PPKn UAD Perkuat Visi “PPKn Transformatif” Melalui Integrasi AIK dan Etika Politik
Yogyakarta – Program Studi Pendidikan Pancasila dan Kewarganegaraan (PPKn) Universitas Ahmad Dahlan (UAD) terus memperkuat komitmennya dalam mengembangkan pendidikan kewarganegaraan yang unggul dan berkarakter melalui penyelenggaraan Workshop Integrasi Al-Islam dan Kemuhammadiyahan (AIK) ke dalam Rumpun Keilmuan PPKn pada 15 April 2026. Kegiatan yang dipandu oleh dosen PPKn UAD, Syifa Siti Aulia, M.Pd ini menjadi bagian dari upaya strategis program studi dalam menyongsong implementasi Kurikulum 2025 sekaligus mempersiapkan asesmen lapangan akreditasi.

integrasi AIK dalam PKn
Workshop ini mengusung paradigma Tauhidul Ulum atau unifikasi ilmu sebagai landasan integrasi nilai-nilai AIK ke dalam berbagai rumpun keilmuan PPKn. Pendekatan tersebut diharapkan mampu memperkuat identitas keilmuan PPKn UAD yang tidak hanya berorientasi pada penguasaan ilmu pengetahuan, tetapi juga pada pembentukan karakter dan tanggung jawab sosial mahasiswa.
Pada sesi pertama, Dr. Didik Baihaqi Arif, M.Pd menjelaskan bahwa integrasi AIK tidak boleh dipahami sekadar sebagai penyisipan ayat Al-Qur’an atau hadis dalam materi perkuliahan. Menurutnya, integrasi AIK harus diwujudkan dalam pembangunan paradigma keilmuan yang utuh dan transformatif, berlandaskan nilai tauhid, kemanusiaan, keadilan, serta kemaslahatan.

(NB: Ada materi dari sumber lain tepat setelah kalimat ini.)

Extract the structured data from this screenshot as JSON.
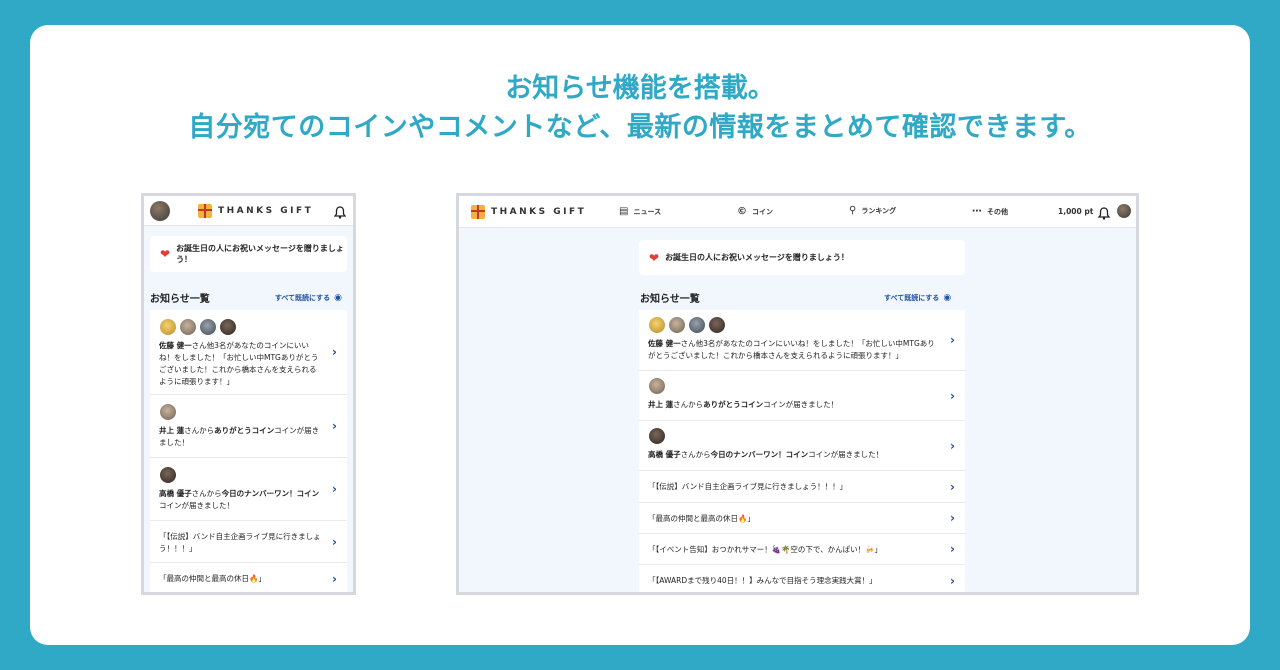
{
  "headline": {
    "line1": "お知らせ機能を搭載。",
    "line2": "自分宛てのコインやコメントなど、最新の情報をまとめて確認できます。"
  },
  "brand": "THANKS GIFT",
  "banner": "お誕生日の人にお祝いメッセージを贈りましょう！",
  "section_title": "お知らせ一覧",
  "mark_all_read": "すべて既読にする",
  "nav": {
    "news": "ニュース",
    "coin": "コイン",
    "ranking": "ランキング",
    "other": "その他",
    "points": "1,000 pt"
  },
  "icons": {
    "gift": "gift-icon",
    "bell": "bell-icon",
    "eye": "eye-icon",
    "heart": "heart-icon",
    "news": "newspaper-icon",
    "coin": "coin-icon",
    "ranking": "ranking-icon",
    "more": "more-icon",
    "chevron": "chevron-right-icon"
  },
  "notifications": {
    "n1": {
      "name": "佐藤 健一",
      "rest_mobile_1": "さん他3名があなたのコインにいいね！をしました！「お忙しい中MTGありがとうございました！これから橋本さんを支えられるように頑張ります！」",
      "rest_desktop": "さん他3名があなたのコインにいいね！をしました！「お忙しい中MTGありがとうございました！これから橋本さんを支えられるように頑張ります！」"
    },
    "n2": {
      "name": "井上 蓮",
      "mid": "さんから",
      "coin": "ありがとうコイン",
      "tail": "コインが届きました！"
    },
    "n3": {
      "name": "高橋 優子",
      "mid": "さんから",
      "coin": "今日のナンバーワン！コイン",
      "tail": "コインが届きました！"
    },
    "n4": "「【伝説】バンド自主企画ライブ見に行きましょう！！！」",
    "n5": "「最高の仲間と最高の休日🔥」",
    "n6": "「【イベント告知】おつかれサマー！🍇🌴空の下で、かんぱい！🍻」",
    "n7": "「【AWARDまで残り40日！！】みんなで目指そう理念実践大賞！」"
  }
}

“Tujuan akhirnya adalah membentuk transformative citizen atau warga negara transformatif, yaitu warga negara yang tidak hanya cerdas dan baik, tetapi juga memiliki kemampuan untuk mentransformasi diri, lingkungan, dan masyarakat menuju perubahan sosial yang lebih bermakna,” jelasnya.
Lebih lanjut, ia menjelaskan bahwa konsep warga negara transformatif sejalan dengan misi pendidikan Muhammadiyah yang menempatkan ilmu pengetahuan sebagai sarana membangun peradaban yang berkemajuan. Oleh karena itu, integrasi AIK perlu hadir dalam aspek kurikulum, pembelajaran, penelitian, hingga pengabdian kepada masyarakat.

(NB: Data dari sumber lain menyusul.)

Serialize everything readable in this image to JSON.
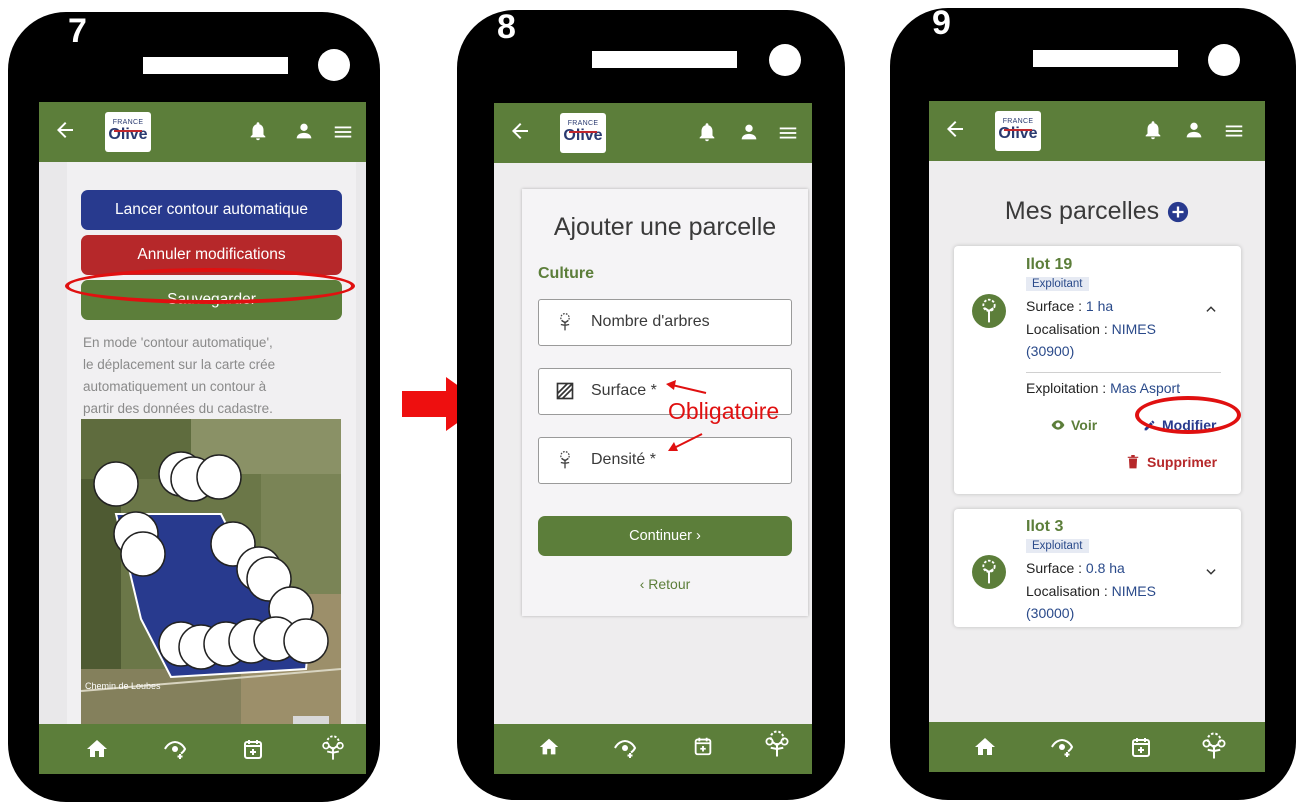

Sementara itu, pada sesi berikutnya, dosen PPKn UAD, Abdurrahman Darojat, M.A mengulas integrasi AIK dalam perspektif politik dan kewarganegaraan. Ia menekankan bahwa politik dalam pandangan Islam dan Muhammadiyah merupakan bentuk amanah untuk mewujudkan kemaslahatan publik, menegakkan keadilan, serta menghadirkan kesejahteraan bagi seluruh warga negara.
Menurutnya, pemahaman tersebut sejalan dengan konsep Muhammadiyah sebagai Darul Ahdi wa Syahadah, yaitu negara sebagai hasil konsensus kebangsaan sekaligus ruang pengabdian untuk mewujudkan nilai-nilai keislaman dan kemanusiaan dalam kehidupan berbangsa dan bernegara.
“Integrasi AIK dalam kajian politik dan kewarganegaraan harus mampu melahirkan warga negara yang memiliki karakter profetik, seperti jujur (shiddiq), amanah, tabligh, dan fathanah. Nilai-nilai ini menjadi fondasi penting dalam membangun budaya politik yang beretika dan demokratis,” ungkapnya.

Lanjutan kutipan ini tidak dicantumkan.